Coldwell Banker Commercial’s Todd Glaskin says, “Medical tenants need the physical space and are paying for it or expanding.”
Coldwell Banker Commercial expects property owners will continue deploying smart technologies to keep buildings competitive and operating expenses steady, though the COVID-19 pandemic has led to significant changes in day-to-day property management. Landlords are now conducting much of their business online – with virtual walk-throughs, e-signatures for leases, lockboxes for access, and apps to collect rent and accept maintenance requests. Many owners have embraced video calls to proactively communicate with tenants and carry out repairs. Digital technology is expected to continue to transform this business post-pandemic.
Coldwell Banker Commercial’s Spiegel concludes, “Context is important – this was not a real estate led recession.
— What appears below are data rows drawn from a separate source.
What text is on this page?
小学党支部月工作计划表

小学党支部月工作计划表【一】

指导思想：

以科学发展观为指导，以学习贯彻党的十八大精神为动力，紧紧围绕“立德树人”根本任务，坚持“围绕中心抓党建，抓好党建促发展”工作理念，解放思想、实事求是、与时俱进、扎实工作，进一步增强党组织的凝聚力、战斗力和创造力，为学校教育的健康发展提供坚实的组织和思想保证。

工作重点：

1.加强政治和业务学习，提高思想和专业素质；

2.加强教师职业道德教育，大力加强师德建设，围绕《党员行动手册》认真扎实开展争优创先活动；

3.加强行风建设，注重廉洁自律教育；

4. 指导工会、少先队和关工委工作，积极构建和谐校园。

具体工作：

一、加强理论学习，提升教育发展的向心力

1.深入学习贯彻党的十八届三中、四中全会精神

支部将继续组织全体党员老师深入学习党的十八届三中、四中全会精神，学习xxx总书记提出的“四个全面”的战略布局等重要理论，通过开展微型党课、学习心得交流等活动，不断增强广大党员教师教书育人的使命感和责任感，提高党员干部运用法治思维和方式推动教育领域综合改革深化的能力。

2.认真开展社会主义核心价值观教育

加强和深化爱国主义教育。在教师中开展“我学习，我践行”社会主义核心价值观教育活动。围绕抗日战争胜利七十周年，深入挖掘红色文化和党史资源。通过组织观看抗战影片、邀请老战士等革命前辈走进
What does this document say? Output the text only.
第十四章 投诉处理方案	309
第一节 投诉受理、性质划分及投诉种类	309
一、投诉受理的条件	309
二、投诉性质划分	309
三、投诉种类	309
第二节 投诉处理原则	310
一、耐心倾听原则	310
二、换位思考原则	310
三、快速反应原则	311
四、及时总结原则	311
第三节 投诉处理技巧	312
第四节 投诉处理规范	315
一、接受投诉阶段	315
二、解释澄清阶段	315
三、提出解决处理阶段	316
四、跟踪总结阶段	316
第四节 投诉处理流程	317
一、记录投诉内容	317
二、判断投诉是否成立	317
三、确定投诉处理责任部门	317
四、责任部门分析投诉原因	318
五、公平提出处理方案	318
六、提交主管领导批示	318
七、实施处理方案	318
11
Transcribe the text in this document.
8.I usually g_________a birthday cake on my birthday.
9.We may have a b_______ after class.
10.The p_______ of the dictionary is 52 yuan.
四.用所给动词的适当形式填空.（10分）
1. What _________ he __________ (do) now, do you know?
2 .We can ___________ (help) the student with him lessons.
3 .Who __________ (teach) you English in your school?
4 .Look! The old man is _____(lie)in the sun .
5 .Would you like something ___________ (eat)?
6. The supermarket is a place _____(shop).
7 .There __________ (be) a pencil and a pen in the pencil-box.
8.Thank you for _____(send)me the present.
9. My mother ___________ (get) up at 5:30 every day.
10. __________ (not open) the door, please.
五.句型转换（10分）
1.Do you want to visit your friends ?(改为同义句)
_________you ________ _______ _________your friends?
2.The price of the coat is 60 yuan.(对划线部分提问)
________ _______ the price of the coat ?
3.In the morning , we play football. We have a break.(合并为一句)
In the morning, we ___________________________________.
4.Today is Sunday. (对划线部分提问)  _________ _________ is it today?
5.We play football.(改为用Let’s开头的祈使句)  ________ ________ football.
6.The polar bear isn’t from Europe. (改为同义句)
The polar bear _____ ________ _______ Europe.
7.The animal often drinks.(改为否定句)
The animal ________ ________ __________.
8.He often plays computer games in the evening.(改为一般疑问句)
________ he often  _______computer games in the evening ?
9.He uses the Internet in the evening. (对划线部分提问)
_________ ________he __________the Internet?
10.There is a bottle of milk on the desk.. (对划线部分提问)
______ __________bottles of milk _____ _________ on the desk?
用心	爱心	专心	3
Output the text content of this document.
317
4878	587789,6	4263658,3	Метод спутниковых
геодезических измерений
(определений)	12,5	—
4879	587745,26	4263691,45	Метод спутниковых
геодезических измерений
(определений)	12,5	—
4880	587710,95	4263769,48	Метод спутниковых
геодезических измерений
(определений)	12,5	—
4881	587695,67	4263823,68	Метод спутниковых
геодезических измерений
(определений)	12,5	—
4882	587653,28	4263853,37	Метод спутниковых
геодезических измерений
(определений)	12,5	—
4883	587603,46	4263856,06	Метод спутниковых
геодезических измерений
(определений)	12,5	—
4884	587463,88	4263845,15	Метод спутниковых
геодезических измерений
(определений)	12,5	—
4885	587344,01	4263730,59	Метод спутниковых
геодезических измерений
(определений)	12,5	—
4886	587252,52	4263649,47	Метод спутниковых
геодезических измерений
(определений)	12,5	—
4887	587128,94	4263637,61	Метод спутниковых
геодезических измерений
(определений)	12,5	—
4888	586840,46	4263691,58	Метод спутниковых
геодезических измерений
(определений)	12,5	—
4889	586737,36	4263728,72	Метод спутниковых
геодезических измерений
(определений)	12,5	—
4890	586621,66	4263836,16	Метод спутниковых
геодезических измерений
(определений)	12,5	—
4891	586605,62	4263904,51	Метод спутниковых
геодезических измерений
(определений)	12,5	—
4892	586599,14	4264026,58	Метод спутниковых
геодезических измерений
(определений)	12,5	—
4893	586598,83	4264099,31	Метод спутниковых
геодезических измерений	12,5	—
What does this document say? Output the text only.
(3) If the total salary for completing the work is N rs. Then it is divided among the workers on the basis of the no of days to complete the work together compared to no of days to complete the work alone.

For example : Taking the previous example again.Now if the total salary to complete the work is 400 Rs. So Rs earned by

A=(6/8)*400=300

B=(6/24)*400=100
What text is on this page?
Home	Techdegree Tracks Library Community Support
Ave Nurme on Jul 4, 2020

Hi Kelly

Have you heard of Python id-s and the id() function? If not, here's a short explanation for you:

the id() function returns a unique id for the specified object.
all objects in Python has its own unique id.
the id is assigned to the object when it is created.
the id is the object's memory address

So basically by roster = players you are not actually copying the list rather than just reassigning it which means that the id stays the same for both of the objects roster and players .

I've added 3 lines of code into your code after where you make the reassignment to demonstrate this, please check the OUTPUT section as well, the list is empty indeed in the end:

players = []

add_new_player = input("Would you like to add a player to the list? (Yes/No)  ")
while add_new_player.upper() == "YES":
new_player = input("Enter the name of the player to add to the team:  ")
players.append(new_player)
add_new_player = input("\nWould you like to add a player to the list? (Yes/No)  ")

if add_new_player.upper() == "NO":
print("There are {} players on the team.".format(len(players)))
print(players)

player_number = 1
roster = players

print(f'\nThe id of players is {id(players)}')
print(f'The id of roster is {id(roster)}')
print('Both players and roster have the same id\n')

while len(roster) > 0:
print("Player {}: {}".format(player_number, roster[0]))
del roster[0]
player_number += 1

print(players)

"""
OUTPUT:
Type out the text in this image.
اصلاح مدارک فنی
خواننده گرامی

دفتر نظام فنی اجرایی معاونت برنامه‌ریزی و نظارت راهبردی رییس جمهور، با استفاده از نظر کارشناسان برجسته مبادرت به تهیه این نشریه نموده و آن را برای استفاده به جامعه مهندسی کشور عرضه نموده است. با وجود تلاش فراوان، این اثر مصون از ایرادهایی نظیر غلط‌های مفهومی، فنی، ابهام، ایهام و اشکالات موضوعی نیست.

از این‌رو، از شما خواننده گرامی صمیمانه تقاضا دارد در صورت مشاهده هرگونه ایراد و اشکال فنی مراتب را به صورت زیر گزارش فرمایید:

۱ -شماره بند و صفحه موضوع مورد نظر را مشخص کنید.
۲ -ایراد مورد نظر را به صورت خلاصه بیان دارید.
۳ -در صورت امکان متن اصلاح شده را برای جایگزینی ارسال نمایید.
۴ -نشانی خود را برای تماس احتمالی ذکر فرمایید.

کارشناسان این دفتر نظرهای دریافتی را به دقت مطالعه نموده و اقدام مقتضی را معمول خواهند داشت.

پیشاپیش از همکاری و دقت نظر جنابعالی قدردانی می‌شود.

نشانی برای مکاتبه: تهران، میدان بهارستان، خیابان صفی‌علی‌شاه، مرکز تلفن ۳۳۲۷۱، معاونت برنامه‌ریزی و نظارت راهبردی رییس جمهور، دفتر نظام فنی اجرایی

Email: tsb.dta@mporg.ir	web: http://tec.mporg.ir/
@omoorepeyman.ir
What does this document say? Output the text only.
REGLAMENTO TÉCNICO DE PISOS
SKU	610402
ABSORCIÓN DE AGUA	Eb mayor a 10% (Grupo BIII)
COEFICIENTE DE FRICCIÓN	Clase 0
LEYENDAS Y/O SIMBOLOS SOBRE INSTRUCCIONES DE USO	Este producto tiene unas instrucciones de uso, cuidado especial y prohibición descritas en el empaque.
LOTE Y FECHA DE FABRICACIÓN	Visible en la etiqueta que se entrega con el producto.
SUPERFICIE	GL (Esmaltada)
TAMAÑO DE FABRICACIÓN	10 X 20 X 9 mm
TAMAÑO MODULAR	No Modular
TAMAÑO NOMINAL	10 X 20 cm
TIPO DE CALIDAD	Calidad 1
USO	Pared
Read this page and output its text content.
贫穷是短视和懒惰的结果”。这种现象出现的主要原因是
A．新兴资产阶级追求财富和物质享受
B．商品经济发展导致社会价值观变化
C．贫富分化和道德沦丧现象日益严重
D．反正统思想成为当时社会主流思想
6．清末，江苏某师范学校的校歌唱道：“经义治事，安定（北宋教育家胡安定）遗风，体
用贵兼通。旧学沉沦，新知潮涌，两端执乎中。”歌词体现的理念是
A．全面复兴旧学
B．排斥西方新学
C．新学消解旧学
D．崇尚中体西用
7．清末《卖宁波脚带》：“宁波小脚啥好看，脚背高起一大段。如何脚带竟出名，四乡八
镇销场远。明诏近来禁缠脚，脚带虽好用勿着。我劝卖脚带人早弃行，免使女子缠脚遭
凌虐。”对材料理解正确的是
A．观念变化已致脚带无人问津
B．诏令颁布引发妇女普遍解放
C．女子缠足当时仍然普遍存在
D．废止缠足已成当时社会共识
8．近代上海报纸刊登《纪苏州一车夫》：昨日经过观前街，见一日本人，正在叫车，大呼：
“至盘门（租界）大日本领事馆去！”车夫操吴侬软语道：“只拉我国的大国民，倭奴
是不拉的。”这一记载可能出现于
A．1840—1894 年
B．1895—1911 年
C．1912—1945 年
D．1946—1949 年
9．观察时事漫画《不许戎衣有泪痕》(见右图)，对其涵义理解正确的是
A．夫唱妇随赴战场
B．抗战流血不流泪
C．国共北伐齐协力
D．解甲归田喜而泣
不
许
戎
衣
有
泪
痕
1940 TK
Many investors are well-capitalized and remain active in the market, even during the shutdown, especially local private investors and those with 1031 tax-deferred exchanges.”
As a result, cap rates are anticipated to continue on a steady to downward trajectory when the crisis eases, with exceptions in retail, hospitality and mid/high-rise office which could remain unstable over the next few years. Coldwell Banker Commercial expects land sales for housing and industrial development product to continue to be in short supply in 2021. Freestanding net lease formats, drive-thru retail and essential businesses should also hold up well compared to actively managed retail over the next few years.